Edy Zulfikar juga demikian. ASN yang sehari hari bekerja di Kantor Bupati Natuna itu juga sejak lama pakai gas di rumahnya. Alasan tetap sama yakni praktis dan tidak cepat kalau memasak.

Sementara itu di Kabupaten Karimun, Ahmad Sulton salah satu warganya mengakui lama menggunakan gas. Karimun ditetapkan sebagai kawasan konversi gas pada 2018 lalu.

”Saya pakai gas sejak 2009 ketika awal menikah hingga saat ini.
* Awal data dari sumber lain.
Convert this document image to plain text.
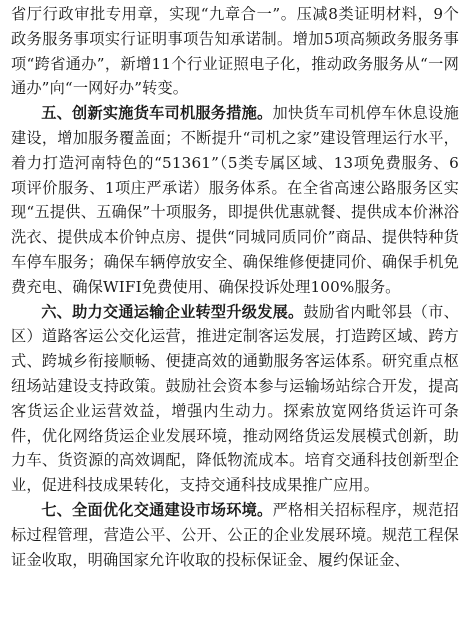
省厅行政审批专用章，实现“九章合一”。压减8类证明材料，9个政务服务事项实行证明事项告知承诺制。增加5项高频政务服务事项“跨省通办”，新增11个行业证照电子化，推动政务服务从“一网通办”向“一网好办”转变。

五、创新实施货车司机服务措施。加快货车司机停车休息设施建设，增加服务覆盖面；不断提升“司机之家”建设管理运行水平，着力打造河南特色的“51361”（5类专属区域、13项免费服务、6项评价服务、1项庄严承诺）服务体系。在全省高速公路服务区实现“五提供、五确保”十项服务，即提供优惠就餐、提供成本价淋浴洗衣、提供成本价钟点房、提供“同城同质同价”商品、提供特种货车停车服务；确保车辆停放安全、确保维修便捷同价、确保手机免费充电、确保WIFI免费使用、确保投诉处理100%服务。

六、助力交通运输企业转型升级发展。鼓励省内毗邻县（市、区）道路客运公交化运营，推进定制客运发展，打造跨区域、跨方式、跨城乡衔接顺畅、便捷高效的通勤服务客运体系。研究重点枢纽场站建设支持政策。鼓励社会资本参与运输场站综合开发，提高客货运企业运营效益，增强内生动力。探索放宽网络货运许可条件，优化网络货运企业发展环境，推动网络货运发展模式创新，助力车、货资源的高效调配，降低物流成本。培育交通科技创新型企业，促进科技成果转化，支持交通科技成果推广应用。

七、全面优化交通建设市场环境。严格相关招标程序，规范招标过程管理，营造公平、公开、公正的企业发展环境。规范工程保证金收取，明确国家允许收取的投标保证金、履约保证金、
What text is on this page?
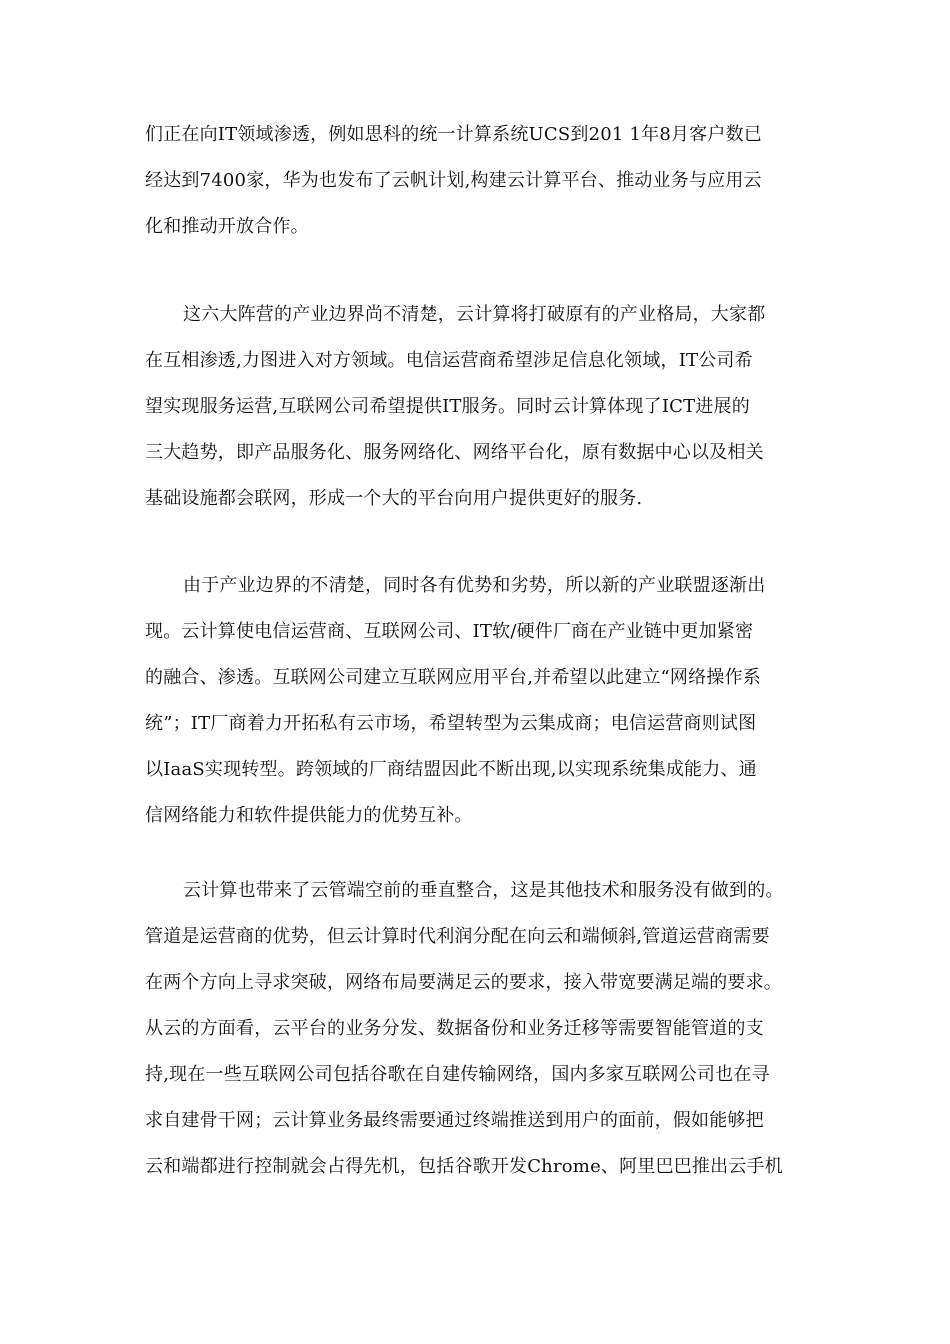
们正在向IT领域渗透，例如思科的统一计算系统UCS到201 1年8月客户数已
经达到7400家，华为也发布了云帆计划,构建云计算平台、推动业务与应用云
化和推动开放合作。
这六大阵营的产业边界尚不清楚，云计算将打破原有的产业格局，大家都
在互相渗透,力图进入对方领域。电信运营商希望涉足信息化领域，IT公司希
望实现服务运营,互联网公司希望提供IT服务。同时云计算体现了ICT进展的
三大趋势，即产品服务化、服务网络化、网络平台化，原有数据中心以及相关
基础设施都会联网，形成一个大的平台向用户提供更好的服务.
由于产业边界的不清楚，同时各有优势和劣势，所以新的产业联盟逐渐出
现。云计算使电信运营商、互联网公司、IT软/硬件厂商在产业链中更加紧密
的融合、渗透。互联网公司建立互联网应用平台,并希望以此建立“网络操作系
统”；IT厂商着力开拓私有云市场，希望转型为云集成商；电信运营商则试图
以IaaS实现转型。跨领域的厂商结盟因此不断出现,以实现系统集成能力、通
信网络能力和软件提供能力的优势互补。
云计算也带来了云管端空前的垂直整合，这是其他技术和服务没有做到的。
管道是运营商的优势，但云计算时代利润分配在向云和端倾斜,管道运营商需要
在两个方向上寻求突破，网络布局要满足云的要求，接入带宽要满足端的要求。
从云的方面看，云平台的业务分发、数据备份和业务迁移等需要智能管道的支
持,现在一些互联网公司包括谷歌在自建传输网络，国内多家互联网公司也在寻
求自建骨干网；云计算业务最终需要通过终端推送到用户的面前，假如能够把
云和端都进行控制就会占得先机，包括谷歌开发Chrome、阿里巴巴推出云手机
Dengan gas fleksibel tak sudah tinggal pencet, gas keluar,” kata Sulton.

Harga gas di Karimun per tabung Rp185 ribu ukuran 12 Kg. Dia mengakui, akhir ini minyak tanah mulai berkurang di Karimun.

Muharani, warga Bengkong Harapan, Kota Batam, Provinsi Kepri juga lama menggunakan gas. Muharani sehari hari membuat keripik untuk diletakkan di warung warung dekat rumahnya.

Menurut Muharani yang menggunakan gas 3 Kg itu, dengan menggunakan gas memasak keripik lebih cepat masak dibandingkan dengan kompor yang menggunakan minyak tanah.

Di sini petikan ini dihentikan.